Over time, I honestly believe these decisions have changed my life, made it better in countless ways.

And yet, I don’t think I realized how much they might have changed my life until a few years ago, when I was assigned an article on eating disorders for a magazine I write for. Somehow I’d always thought of eating disorders as a high school sort of issue, or maybe a college one. I was stunned, when I researched my article, to discover that the prime age for developing an eating disorder is 18 to 25. Back when I was a young professional working my first real job and attempting my last diet, getting dizzy and hating how obsessed I felt, I was solidly within the danger zone for being most at risk.

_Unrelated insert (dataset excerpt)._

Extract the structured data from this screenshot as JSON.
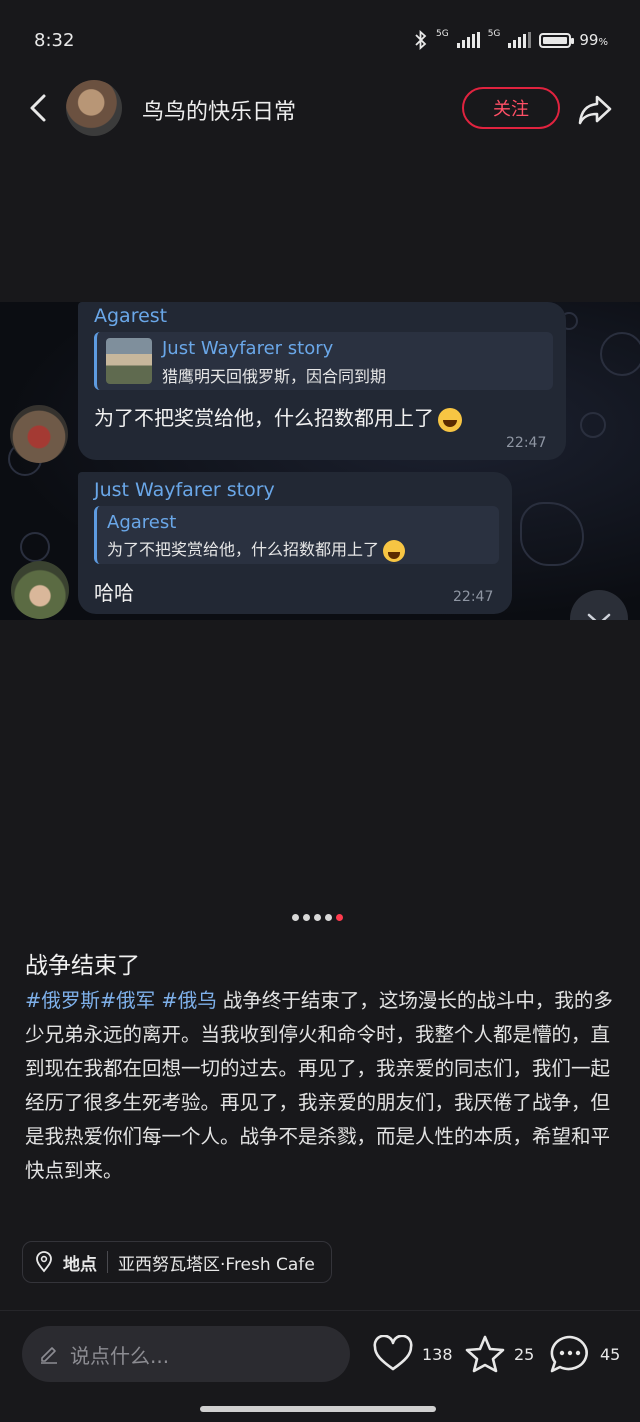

Maybe I would have been okay regardless–in the end, in spite of my attempts at dieting, I look around and think I was never really as obsessed with thinness as others I knew. (Though Martin says interesting things about how all young women tend

But other times, I think of my own tendency toward obsessiveness and wanting control and, well–I think there’s a chance that those two books, Wolf and Faludi’s, just might have saved me.